It’s good to be a freelancer. Right now, I’m in the house I grew up in, and right after administering another dose of Vicodin, I’ve just finished the last of the work projects I’ve struggled to get done this week, and I’m taking a moment to be deeply thankful that my life is so amazingly flexible.
Let me back up. At about 2 a.m. this past Tuesday, my mother was still bustling around her house, putting laundry away and generally tidying up. She trotted up the steep stairway to the second floor like she has hundreds of times over the 36 years she’s lived in that house, with her arms full and not bothering to turn on the hall light. It was so dark in that hall that, once Mom turned aside to set the laundry down on the hall table, she couldn’t see which direction was the rest of the second-floor hallway, and which was the stairs. Sleepy and disoriented, she picked the wrong way and, intending to take a step down the hall, stepped into thin air above the stairway, then fell head over heels down a full flight of stairs. She broke one arm, dislocated one shoulder, torqued her neck, and bruised several of her ribs.
Here’s where my gratitude comes in: A friend who lives nearby took Mom to the hospital to get x-rayed, diagnosed, prescribed, and patched up. When she got back home, she called to tell me the story, and at that moment, I was able to toss my laptop computer, my guitar, my knitting, several books, and a week’s worth of clothes into my car and rush right over. I’ve moved into her house for at least one week, and possibly longer, depending on what her doctor says at her checkup next Monday. I don’t have to worry about missing work, because I can work from anywhere. I don’t have to ask anyone for time off, because my time is entirely at my command. I decide when I have to work in order to meet a deadline, and when it’s time for a break because my mom needs me to fix her lunch, open her prescription bottle, or bring her a better pillow. I have no idea how I would have managed this if I’d had a full-time, in-house job, but as my life is, I have have been able to meet all of my work deadlines while hearing my mom tell her friends on the phone, “Don’t worry about me. My daughter is here, and she’s waiting on me hand and foot!”

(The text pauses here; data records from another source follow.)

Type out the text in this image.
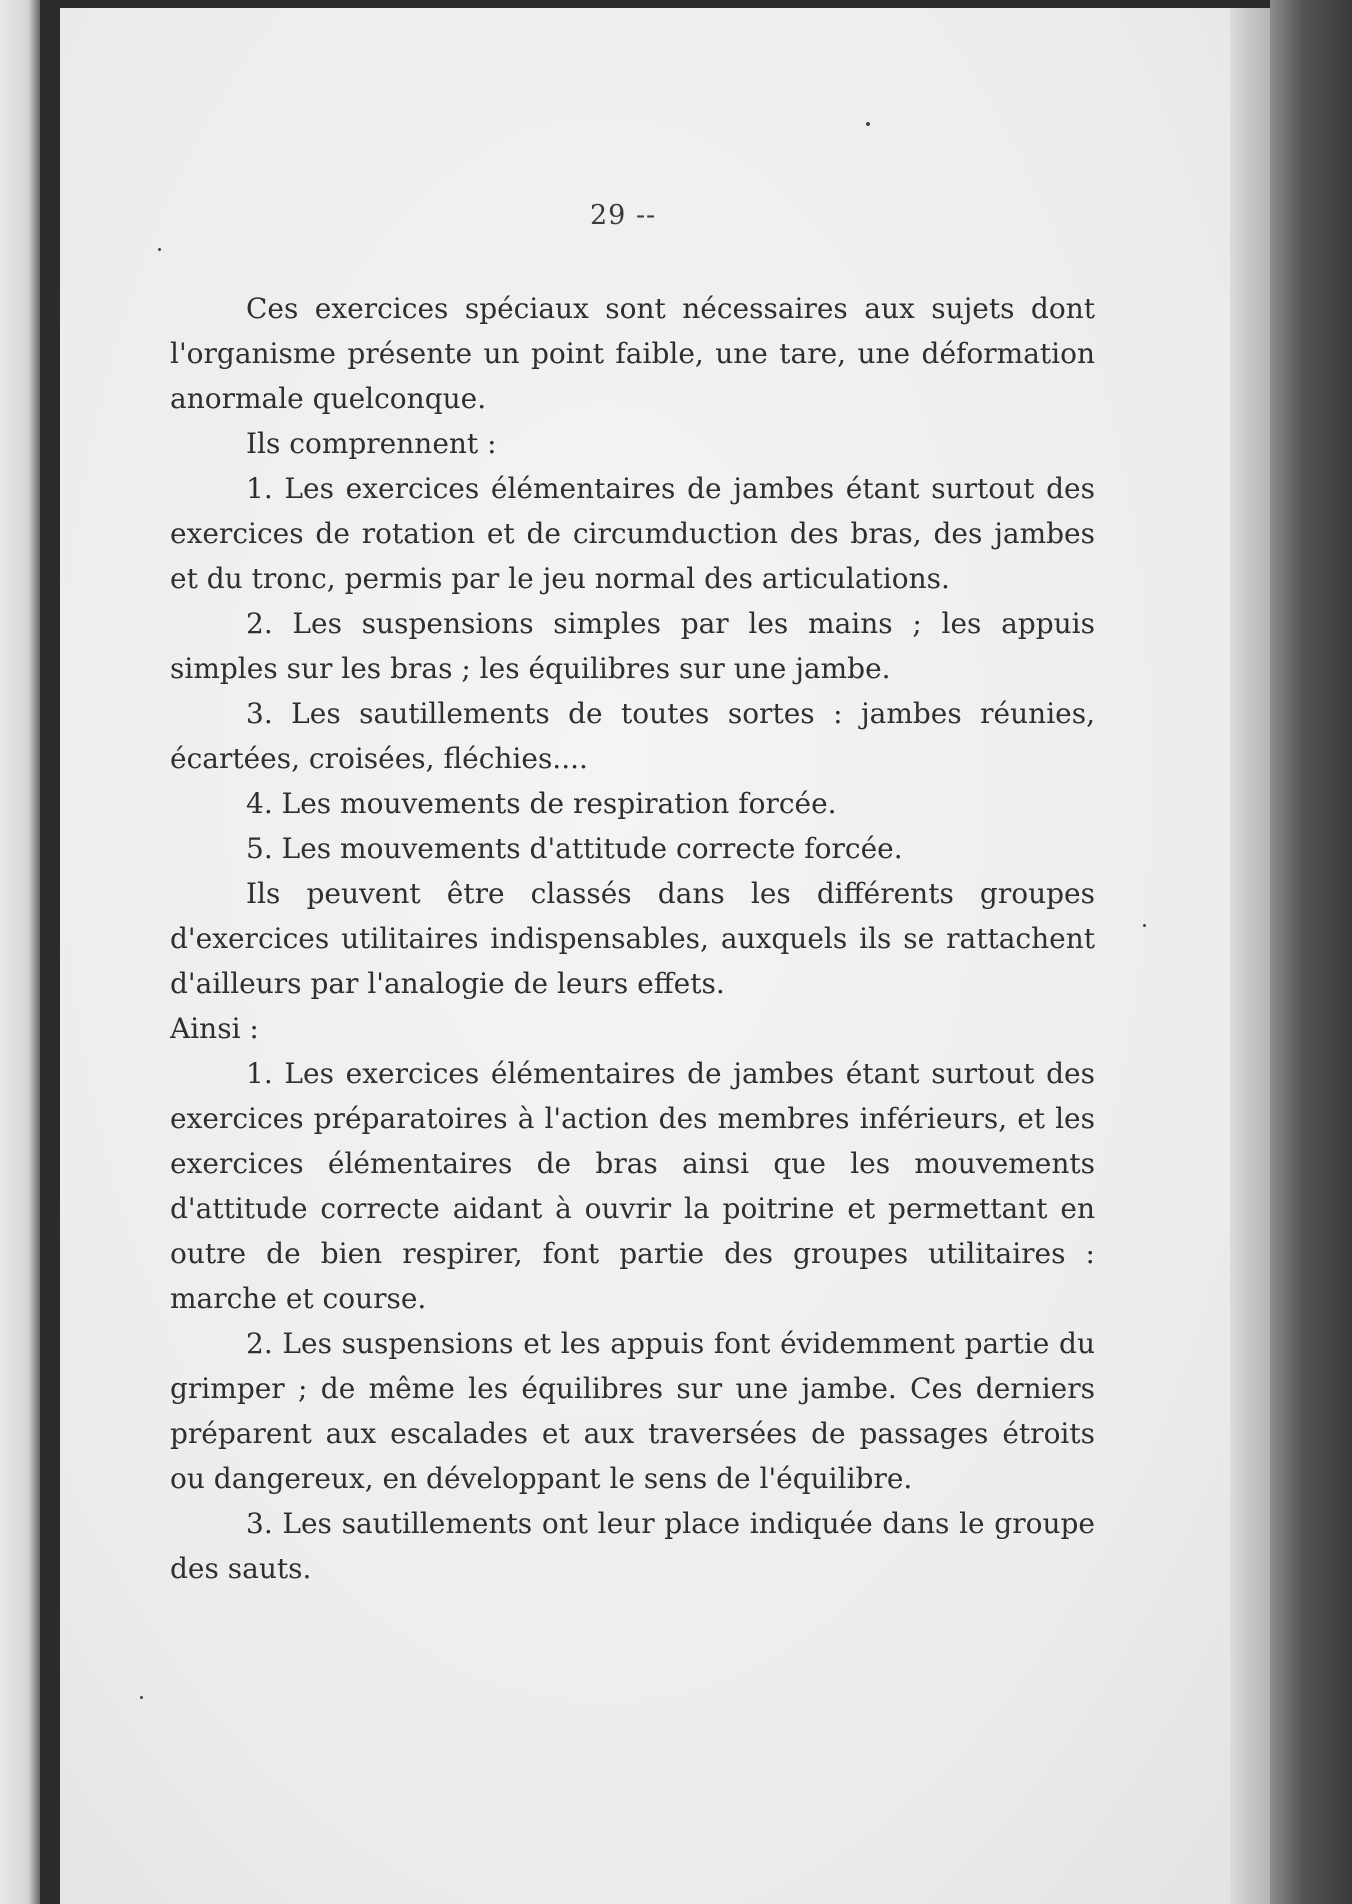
29 --

Ces exercices spéciaux sont nécessaires aux sujets dont l'organisme présente un point faible, une tare, une déformation anormale quelconque.

Ils comprennent :

1. Les exercices élémentaires de jambes étant surtout des exercices de rotation et de circumduction des bras, des jambes et du tronc, permis par le jeu normal des articulations.

2. Les suspensions simples par les mains ; les appuis simples sur les bras ; les équilibres sur une jambe.

3. Les sautillements de toutes sortes : jambes réunies, écartées, croisées, fléchies....

4. Les mouvements de respiration forcée.

5. Les mouvements d'attitude correcte forcée.

Ils peuvent être classés dans les différents groupes d'exercices utilitaires indispensables, auxquels ils se rattachent d'ailleurs par l'analogie de leurs effets.

Ainsi :

1. Les exercices élémentaires de jambes étant surtout des exercices préparatoires à l'action des membres inférieurs, et les exercices élémentaires de bras ainsi que les mouvements d'attitude correcte aidant à ouvrir la poitrine et permettant en outre de bien respirer, font partie des groupes utilitaires : marche et course.

2. Les suspensions et les appuis font évidemment partie du grimper ; de même les équilibres sur une jambe. Ces derniers préparent aux escalades et aux traversées de passages étroits ou dangereux, en développant le sens de l'équilibre.

3. Les sautillements ont leur place indiquée dans le groupe des sauts.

No, it’s not fun to see someone I love in pain. Yes, it’s getting tedious to keep driving off on little errands, opening bottles and jars, and making yet another cup of tea. Yes, it has been a challenge fitting my work projects in around my worrying…but accidents happen. Illnesses happen. Heartbreaks happen. Relatives need extra care sometimes. Sometimes friends need someone to listen to their stories, or just a ride to the airport. I’m happy to know that I can make room for anything life throws at me.